**JPMorgan Chase Expands Dealmaking Team in Anticipation of M&A Surge**
JPMorgan Chase & Co. is actively expanding its dealmaking team throughout Europe, anticipating a significant increase in merger and acquisition (M&A) activity by 2026. Filippo Gori, co-head of global banking at JPMorgan, shared with Bloomberg that the bank is hiring across nearly every country in the region, emphasizing that they have capital ready to invest, and are now determining the best opportunities for deployment.
In early meetings across Europe, Gori noted a sense of optimism among clients, particularly in Southern Europe, where economic growth is rebounding after years of adjustments following the financial crisis. This positive sentiment comes amid concerns from European bank executives that U.S. lenders may enhance their presence in the region due to recent deregulation efforts in the U.S., potentially solidifying their competitive edge.
**2026: A Promising Year for M&A**
JPMorgan forecasts that 2026 could be one of the most successful years for M&A, driven by favorable conditions such as lower interest rates, stable credit markets, and a backlog of delayed transactions. Gori stated, “It could be one of the best years ever from an M&A standpoint, globally, and in Europe, too.” He highlighted that easing rate pressures, tight credit spreads, and accessible financing are crucial factors that will facilitate dealmaking and help align valuations between buyers and sellers.
Despite a dip in investment banking revenue reported in JPMorgan’s fourth-quarter earnings, attributed partly to transactions being postponed until 2026, the overall outlook for M&A remains positive. Last year saw a resurgence in M&A activity after a prolonged slowdown, with approximately $903 billion in deals closed in Europe, marking a 9% increase from 2024, although still below the $1 trillion threshold reached in 2021.
**Active Sectors and Future Challenges**
Key sectors expected to remain active in M&A include technology, energy, financial services, fintech, and infrastructure, with a steady flow of deals in the middle market. Gori noted that there is ongoing deal activity in both directions, with European companies seeking growth opportunities in the U.S. and American firms investing in Europe.

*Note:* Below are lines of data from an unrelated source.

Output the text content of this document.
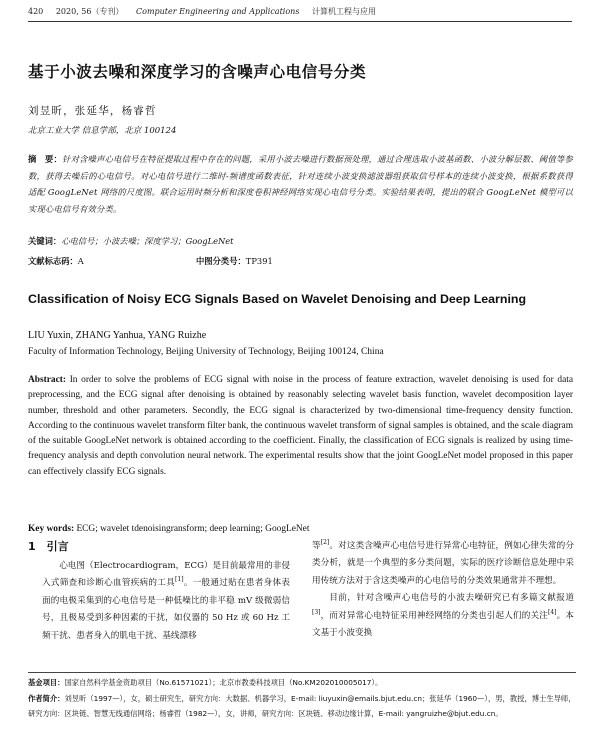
420 2020, 56（专刊） Computer Engineering and Applications 计算机工程与应用
基于小波去噪和深度学习的含噪声心电信号分类
刘昱昕，张延华，杨睿哲
北京工业大学 信息学部，北京 100124
摘　要：针对含噪声心电信号在特征提取过程中存在的问题，采用小波去噪进行数据预处理，通过合理选取小波基函数、小波分解层数、阈值等参数，获得去噪后的心电信号。对心电信号进行二维时-频谱度函数表征，针对连续小波变换滤波器组获取信号样本的连续小波变换，根据系数获得适配 GoogLeNet 网络的尺度图。联合运用时频分析和深度卷积神经网络实现心电信号分类。实验结果表明，提出的联合 GoogLeNet 模型可以实现心电信号有效分类。
关键词：心电信号；小波去噪；深度学习；GoogLeNet
文献标志码：A	中图分类号：TP391
Classification of Noisy ECG Signals Based on Wavelet Denoising and Deep Learning
LIU Yuxin, ZHANG Yanhua, YANG Ruizhe
Faculty of Information Technology, Beijing University of Technology, Beijing 100124, China
Abstract: In order to solve the problems of ECG signal with noise in the process of feature extraction, wavelet denoising is used for data preprocessing, and the ECG signal after denoising is obtained by reasonably selecting wavelet basis function, wavelet decomposition layer number, threshold and other parameters. Secondly, the ECG signal is characterized by two-dimensional time-frequency density function. According to the continuous wavelet transform filter bank, the continuous wavelet transform of signal samples is obtained, and the scale diagram of the suitable GoogLeNet network is obtained according to the coefficient. Finally, the classification of ECG signals is realized by using time-frequency analysis and depth convolution neural network. The experimental results show that the joint GoogLeNet model proposed in this paper can effectively classify ECG signals.
Key words: ECG; wavelet tdenoisingransform; deep learning; GoogLeNet
1　引言
心电图（Electrocardiogram，ECG）是目前最常用的非侵入式筛查和诊断心血管疾病的工具[1]。一般通过贴在患者身体表面的电极采集到的心电信号是一种低噪比的非平稳 mV 级微弱信号，且极易受到多种因素的干扰，如仪器的 50 Hz 或 60 Hz 工频干扰、患者身入的肌电干扰、基线漂移
等[2]。对这类含噪声心电信号进行异常心电特征，例如心律失常的分类分析，就是一个典型的多分类问题，实际的医疗诊断信息处理中采用传统方法对于含这类噪声的心电信号的分类效果通常并不理想。
目前，针对含噪声心电信号的小波去噪研究已有多篇文献报道[3]，而对异常心电特征采用神经网络的分类也引起人们的关注[4]。本文基于小波变换

基金项目：国家自然科学基金资助项目（No.61571021）；北京市教委科技项目（No.KM202010005017）。

作者简介：刘昱昕（1997—），女，硕士研究生，研究方向：大数据、机器学习，E-mail: liuyuxin@emails.bjut.edu.cn；张延华（1960—），男，教授，博士生导师，研究方向：区块链、智慧无线通信网络；杨睿哲（1982—），女，讲师，研究方向：区块链、移动边缘计算，E-mail: yangruizhe@bjut.edu.cn。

However, potential disruptions to dealmaking could arise from inflation and geopolitical tensions, which may increase costs. Additionally, the anticipated productivity gains from artificial intelligence might take longer to materialize than expected, potentially impacting transaction timelines.

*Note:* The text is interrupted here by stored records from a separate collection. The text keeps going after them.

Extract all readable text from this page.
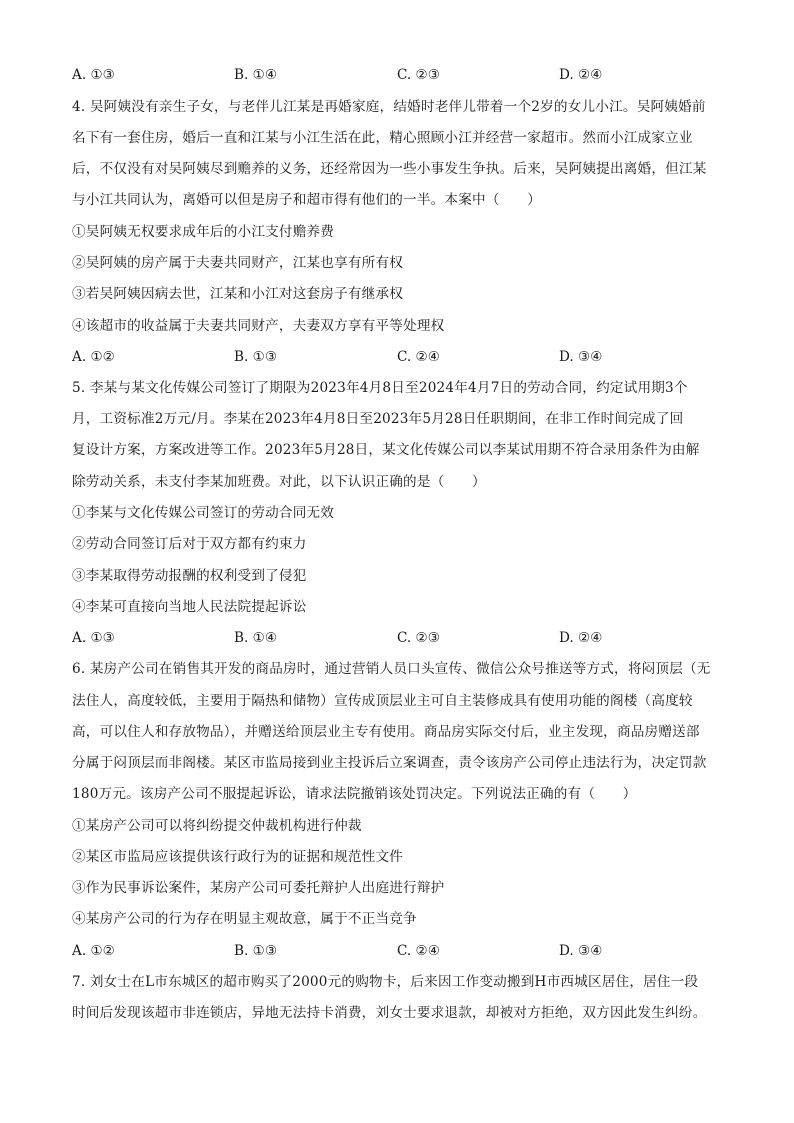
A. ①③	B. ①④	C. ②③	D. ②④
4. 吴阿姨没有亲生子女，与老伴儿江某是再婚家庭，结婚时老伴儿带着一个2岁的女儿小江。吴阿姨婚前
名下有一套住房，婚后一直和江某与小江生活在此，精心照顾小江并经营一家超市。然而小江成家立业
后，不仅没有对吴阿姨尽到赡养的义务，还经常因为一些小事发生争执。后来，吴阿姨提出离婚，但江某
与小江共同认为，离婚可以但是房子和超市得有他们的一半。本案中（　　）
①吴阿姨无权要求成年后的小江支付赡养费
②吴阿姨的房产属于夫妻共同财产，江某也享有所有权
③若吴阿姨因病去世，江某和小江对这套房子有继承权
④该超市的收益属于夫妻共同财产，夫妻双方享有平等处理权
A. ①②	B. ①③	C. ②④	D. ③④
5. 李某与某文化传媒公司签订了期限为2023年4月8日至2024年4月7日的劳动合同，约定试用期3个
月，工资标准2万元/月。李某在2023年4月8日至2023年5月28日任职期间，在非工作时间完成了回
复设计方案，方案改进等工作。2023年5月28日，某文化传媒公司以李某试用期不符合录用条件为由解
除劳动关系，未支付李某加班费。对此，以下认识正确的是（　　）
①李某与文化传媒公司签订的劳动合同无效
②劳动合同签订后对于双方都有约束力
③李某取得劳动报酬的权利受到了侵犯
④李某可直接向当地人民法院提起诉讼
A. ①③	B. ①④	C. ②③	D. ②④
6. 某房产公司在销售其开发的商品房时，通过营销人员口头宣传、微信公众号推送等方式，将闷顶层（无
法住人，高度较低，主要用于隔热和储物）宣传成顶层业主可自主装修成具有使用功能的阁楼（高度较
高，可以住人和存放物品），并赠送给顶层业主专有使用。商品房实际交付后，业主发现，商品房赠送部
分属于闷顶层而非阁楼。某区市监局接到业主投诉后立案调查，责令该房产公司停止违法行为，决定罚款
180万元。该房产公司不服提起诉讼，请求法院撤销该处罚决定。下列说法正确的有（　　）
①某房产公司可以将纠纷提交仲裁机构进行仲裁
②某区市监局应该提供该行政行为的证据和规范性文件
③作为民事诉讼案件，某房产公司可委托辩护人出庭进行辩护
④某房产公司的行为存在明显主观故意，属于不正当竞争
A. ①②	B. ①③	C. ②④	D. ③④
7. 刘女士在L市东城区的超市购买了2000元的购物卡，后来因工作变动搬到H市西城区居住，居住一段
时间后发现该超市非连锁店，异地无法持卡消费，刘女士要求退款，却被对方拒绝，双方因此发生纠纷。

In conclusion, as JPMorgan Chase prepares for a robust M&A landscape, the bank’s strategic hiring and optimistic outlook reflect a broader trend of recovery and growth in the European market.
**FAQ**
**What factors are driving the expected increase in M&A activity?**
The anticipated surge in M&A activity is driven by lower interest rates, stable credit conditions, and a backlog of postponed transactions, creating favorable conditions for dealmaking.